In retrospect, presenters’ insistence on lashing out at shiny discs with whatever came to hand to prove their toughness might have been a mistake. This seemed to kick off a myth that Tomorrow’s World had got someone to play one covered in jam, and put in people’s minds the notion that a CD would play even if you first attacked it with random components of next door’s rock garden. As we soon all discovered to our disappointment, neither of these things was true.
You sound bitter. Still pining for 8-tracks, vinyl and cassette tapes
Not at all. The compact disc was a marvel when it hit the mainstream. CD players quickly shrank from the size of Sony’s pioneering but monstrous CDP-101 to being barely thicker than a couple of jewel cases, and portable options rapidly replaced personal cassette players prone to eating music rather than playing it. You could instantly skip tracks you hated, and recordable CDs later let you create compilations at speed, rather than being that bore in High Fidelity who spent hours faffing about with a tape deck.
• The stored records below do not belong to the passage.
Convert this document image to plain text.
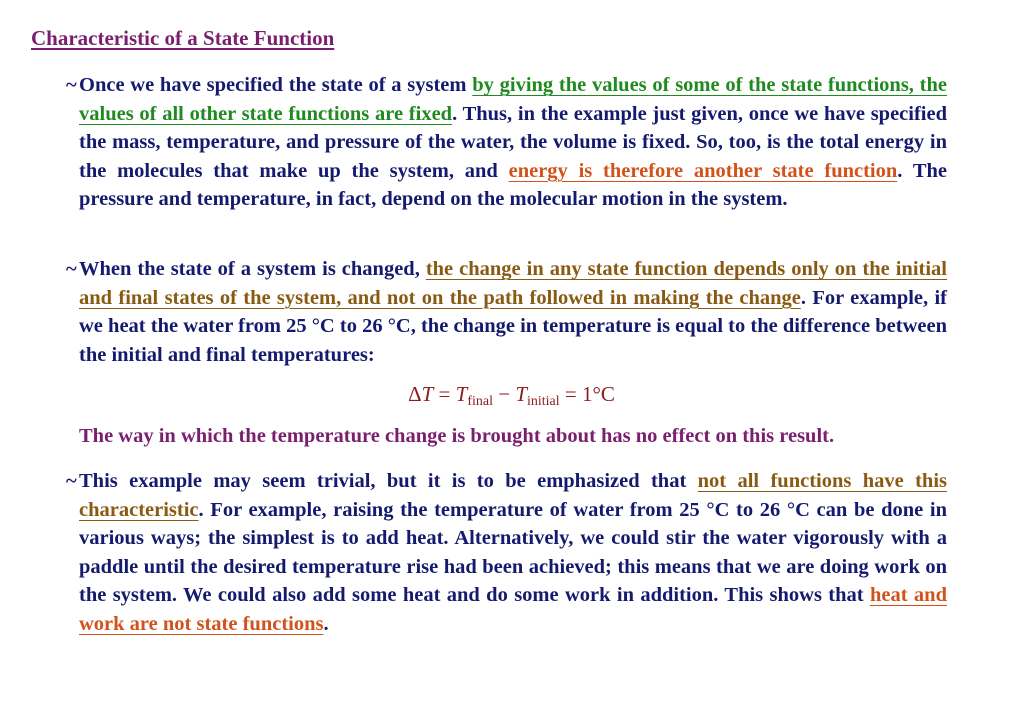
Characteristic of a State Function
~ Once we have specified the state of a system by giving the values of some of the state functions, the values of all other state functions are fixed. Thus, in the example just given, once we have specified the mass, temperature, and pressure of the water, the volume is fixed. So, too, is the total energy in the molecules that make up the system, and energy is therefore another state function. The pressure and temperature, in fact, depend on the molecular motion in the system.
~ When the state of a system is changed, the change in any state function depends only on the initial and final states of the system, and not on the path followed in making the change. For example, if we heat the water from 25 °C to 26 °C, the change in temperature is equal to the difference between the initial and final temperatures:
$\Delta T = T_{final} - T_{initial} = 1^\circ C$
The way in which the temperature change is brought about has no effect on this result.
~ This example may seem trivial, but it is to be emphasized that not all functions have this characteristic. For example, raising the temperature of water from 25 °C to 26 °C can be done in various ways; the simplest is to add heat. Alternatively, we could stir the water vigorously with a paddle until the desired temperature rise had been achieved; this means that we are doing work on the system. We could also add some heat and do some work in addition. This shows that heat and work are not state functions.
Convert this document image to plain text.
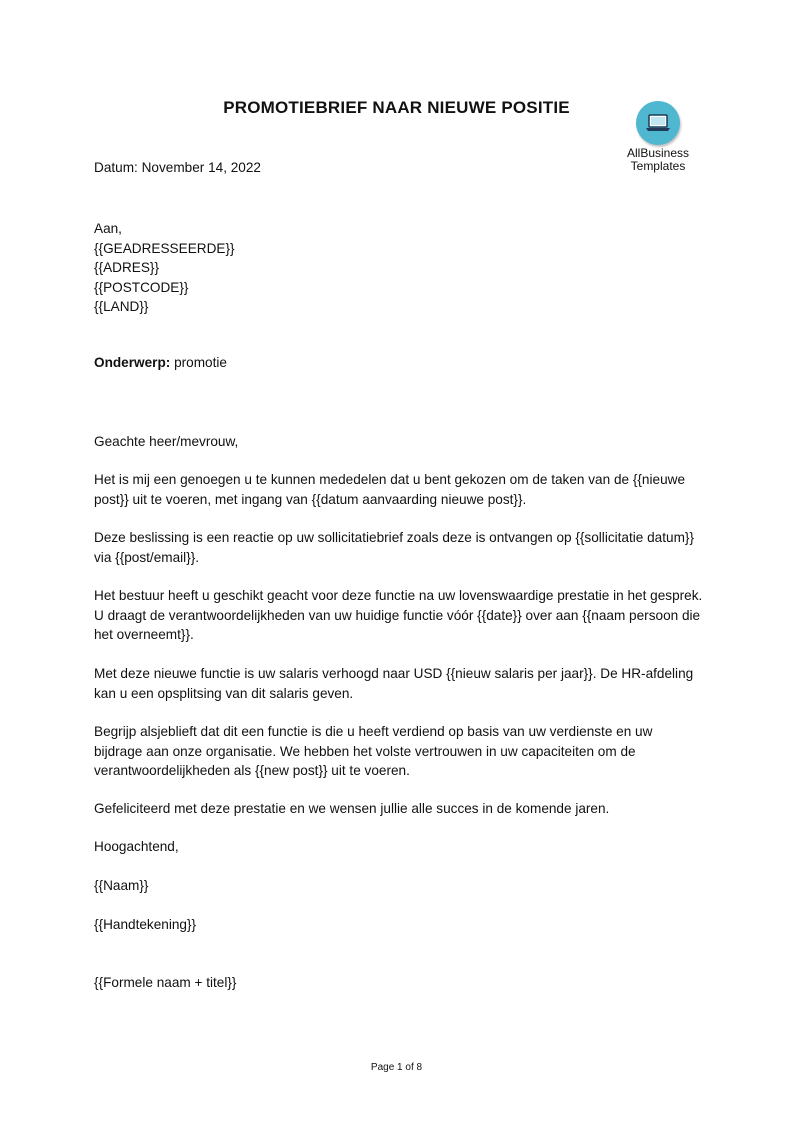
PROMOTIEBRIEF NAAR NIEUWE POSITIE
AllBusiness
Templates
Datum: November 14, 2022
Aan,
{{GEADRESSEERDE}}
{{ADRES}}
{{POSTCODE}}
{{LAND}}
Onderwerp: promotie
Geachte heer/mevrouw,
Het is mij een genoegen u te kunnen mededelen dat u bent gekozen om de taken van de {{nieuwe
post}} uit te voeren, met ingang van {{datum aanvaarding nieuwe post}}.
Deze beslissing is een reactie op uw sollicitatiebrief zoals deze is ontvangen op {{sollicitatie datum}}
via {{post/email}}.
Het bestuur heeft u geschikt geacht voor deze functie na uw lovenswaardige prestatie in het gesprek.
U draagt de verantwoordelijkheden van uw huidige functie vóór {{date}} over aan {{naam persoon die
het overneemt}}.
Met deze nieuwe functie is uw salaris verhoogd naar USD {{nieuw salaris per jaar}}. De HR-afdeling
kan u een opsplitsing van dit salaris geven.
Begrijp alsjeblieft dat dit een functie is die u heeft verdiend op basis van uw verdienste en uw
bijdrage aan onze organisatie. We hebben het volste vertrouwen in uw capaciteiten om de
verantwoordelijkheden als {{new post}} uit te voeren.
Gefeliciteerd met deze prestatie en we wensen jullie alle succes in de komende jaren.
Hoogachtend,
{{Naam}}
{{Handtekening}}
{{Formele naam + titel}}
Page 1 of 8
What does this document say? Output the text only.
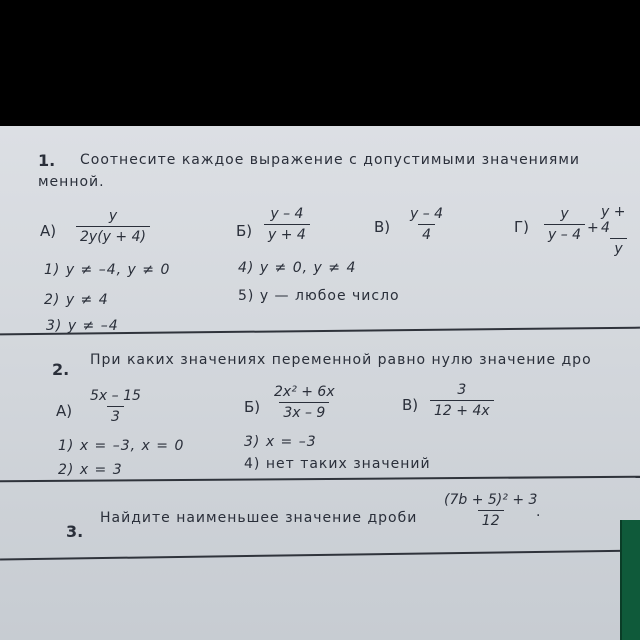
1. Соотнесите каждое выражение с допустимыми значениями
менной.
$А) \frac{y}{2y(y + 4)}$	$Б) \frac{y - 4}{y + 4}$	$В) \frac{y - 4}{4}$	$Г) \frac{y}{y - 4}$ +
$\frac{y + 4}{y}$
1) y ≠ –4, y ≠ 0
2) y ≠ 4
3) y ≠ –4
4) y ≠ 0, y ≠ 4
5) y — любое число
2. При каких значениях переменной равно нулю значение дро
$А) \frac{5x - 15}{3}$	$Б) \frac{\text{2x² + 6x}}{3x - 9}$	$В) \frac{3}{12 + 4x}$
1) x = –3, x = 0
2) x = 3
3) x = –3
4) нет таких значений
3.
Найдите наименьшее значение дроби $\frac{\text{(7b + 5)² + 3}}{12}$
.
But no one these days would bother with that! Haven’t you heard of playlists?
Quite. The CD i s very much on borrowed time, as shown by sales in the USA dipping below vinyl – something that last happened in 1986, when many people still thought Phil Collins was cool. Vinyl does cheat, mind, in being bolstered by Record Store Day – there’s no such equivalent for digital discs. Still, retro technology eventually comes around for a second go, and so we imagine in a couple of decades there there’ll be a baffling hipster revival of CDs – by which point hardly anyone will own anything to play the things on.